1. Penetrating thoracic injury &;
- Traumatic arrest with previously witnessed cardiac activity (pre-hospital or in-
hospital)
- Unresponsive hypotension (BP < 70mmHg)
2. Blunt thoracic injury
- Unresponsive hypotension (BP < 70mmHg)
- Rapid exsanguination from chest tube (>1500ml). [NB These patients should be expediently transported to the OR. The results of ED thoractomy for blunt trauma patients are uniformly dismal. See previous comment]


9. Describe the management options in a patient with a grade 4 splenic injury?
[Trauma - 5th Ed. (2004)]

Grade IV splenic injury =
Hematoma: ruptured intraparenchymal hematoma with active bleeding

Laceration: laceration involving segmental or hilar vessels producing major devascularization (> 25% of spleen)


Treatment options include:
1. Operative management – Pre-op abx. Trauma laparotomy. Pack off the abdomen in all 4 quadrants and localize injuries and bleeding. Splenectomy or splenorrhaphy for injured spleen. Postoperative immunizations to reduce incidence of OPSI.

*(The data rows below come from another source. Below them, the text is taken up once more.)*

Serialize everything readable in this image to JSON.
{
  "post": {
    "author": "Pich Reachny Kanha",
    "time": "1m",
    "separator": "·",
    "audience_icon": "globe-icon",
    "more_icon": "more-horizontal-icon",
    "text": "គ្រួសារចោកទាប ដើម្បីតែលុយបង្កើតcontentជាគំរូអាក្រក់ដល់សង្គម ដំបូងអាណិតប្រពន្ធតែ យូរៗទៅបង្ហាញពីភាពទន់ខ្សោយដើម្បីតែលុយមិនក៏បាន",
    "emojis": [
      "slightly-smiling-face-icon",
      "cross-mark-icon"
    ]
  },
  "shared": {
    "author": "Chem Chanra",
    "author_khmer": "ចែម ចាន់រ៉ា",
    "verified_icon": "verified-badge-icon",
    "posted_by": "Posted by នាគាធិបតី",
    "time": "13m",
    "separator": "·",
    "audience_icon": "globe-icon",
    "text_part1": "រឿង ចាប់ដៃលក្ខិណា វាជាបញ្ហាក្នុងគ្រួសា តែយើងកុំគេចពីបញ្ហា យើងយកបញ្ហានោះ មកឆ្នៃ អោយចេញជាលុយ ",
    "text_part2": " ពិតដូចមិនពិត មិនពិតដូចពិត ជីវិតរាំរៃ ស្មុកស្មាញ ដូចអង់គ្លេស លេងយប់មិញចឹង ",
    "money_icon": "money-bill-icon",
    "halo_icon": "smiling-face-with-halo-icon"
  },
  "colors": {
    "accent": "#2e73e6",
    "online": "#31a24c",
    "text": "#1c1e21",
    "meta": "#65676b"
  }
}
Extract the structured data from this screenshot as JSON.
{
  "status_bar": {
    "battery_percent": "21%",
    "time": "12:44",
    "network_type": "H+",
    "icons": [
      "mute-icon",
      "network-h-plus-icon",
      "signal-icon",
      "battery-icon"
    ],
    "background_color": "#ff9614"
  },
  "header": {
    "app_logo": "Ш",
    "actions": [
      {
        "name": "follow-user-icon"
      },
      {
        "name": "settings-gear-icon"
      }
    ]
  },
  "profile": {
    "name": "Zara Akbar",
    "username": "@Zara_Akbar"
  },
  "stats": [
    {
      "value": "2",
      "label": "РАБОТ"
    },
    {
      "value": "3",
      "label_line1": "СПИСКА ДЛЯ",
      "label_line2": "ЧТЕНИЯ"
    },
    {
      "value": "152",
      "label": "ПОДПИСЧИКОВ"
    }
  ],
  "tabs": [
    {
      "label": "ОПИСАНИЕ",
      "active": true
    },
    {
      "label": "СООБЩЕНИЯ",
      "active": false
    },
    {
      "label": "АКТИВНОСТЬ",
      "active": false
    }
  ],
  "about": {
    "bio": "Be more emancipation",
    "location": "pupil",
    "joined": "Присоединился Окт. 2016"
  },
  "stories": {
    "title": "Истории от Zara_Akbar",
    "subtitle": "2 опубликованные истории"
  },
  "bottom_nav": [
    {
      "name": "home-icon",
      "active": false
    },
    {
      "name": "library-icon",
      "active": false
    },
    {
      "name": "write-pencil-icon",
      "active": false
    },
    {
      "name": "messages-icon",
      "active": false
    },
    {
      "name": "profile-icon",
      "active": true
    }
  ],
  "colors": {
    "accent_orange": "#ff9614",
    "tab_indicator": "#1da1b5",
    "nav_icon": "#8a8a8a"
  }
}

2. Non – Operative management – Appropriate patient selection is the most important element of nonoperative management. Although it is certainly true that nonoperative management is possible in a large number of patients with splenic injury, emergency surgery is still sometimes necessary to stop life-threatening hemorrhage. Of paramount importance is the hemodynamic stability of the patient. Assuming hemodynamic stability, the other important prerequisite is the patient's abdominal examination. In patients who are awake and alert and can cooperate with a physical exam and provide feedback, it is important that they not have diffuse, persistent peritonitis. Nonoperative management should only be undertaken if it will be possible to closely follow the patient. ICU admission with serial blood draws, checking Hematocrit and serial abdominal exams is best. Reported success rates for nonoperative management are 95% or higher for pediatric patients and approximately 80% or higher in adults
[NB: CT scanning is mandatory in these patients and should be repeated if there is any suspicion of a bowel injury]

10. Name some late complications of non-operative treatment of blunt hepatic injuries. How are they managed? [Trauma - 5th Ed. (2004)]

Bile Leaks: Bilomas or bile leak can occur in 3 to 20% of nonoperatively managed patients. Evidence of bile leak by HIDA scan does not mandate intervention. Abnormal liver function tests, abdominal distention, and intolerance to feeding may all indicate a bile leak. CT scan evaluation with drainage percutaneously usually remedies the problem completely. Bile leaks or bilomas are drained percutaneously, sometimes for up to 4 to 6 weeks, and they nearly always resolve without ERC or other decompressive maneuvers.

Abscess: Abscesses, such as biliary collections, can often be managed by CT-guided drainage catheters. However, if the patient fails to improve with drainage and antibiotics, wide surgical drainage should be performed.

Hemorrhage: Using the same criteria that was originally utilized to manage these patients nonoperatively, namely hemodynamic stability without ongoing blood loss, patients with delayed hemorrhage can undergo hepatic angiographic embolization and observation with success. Therefore, it seems that delayed hemorrhage is actually a rare and manageable complication.

Compartment syndrome of the liver: Operative drainage

Hemobilia: The authors concluded that hepatic artery pseudoaneurysm with hemobilia is predisposed by a bile leak and that angiographic embolization was appropriate for patients without sepsis and with small cavities. However, formal hepatic resection or drainage, after angiographic vascular control, may be necessary for septic patients or those with large cavities. Hemobilia is much less common with the prevalence of nonoperative management. With operative interventions of the past including large parenchymal suturing and vessel ligation, communications between vessels and bile ducts often occurred iatrogenically. Now that nonoperative care is practiced, hemobilia is rare.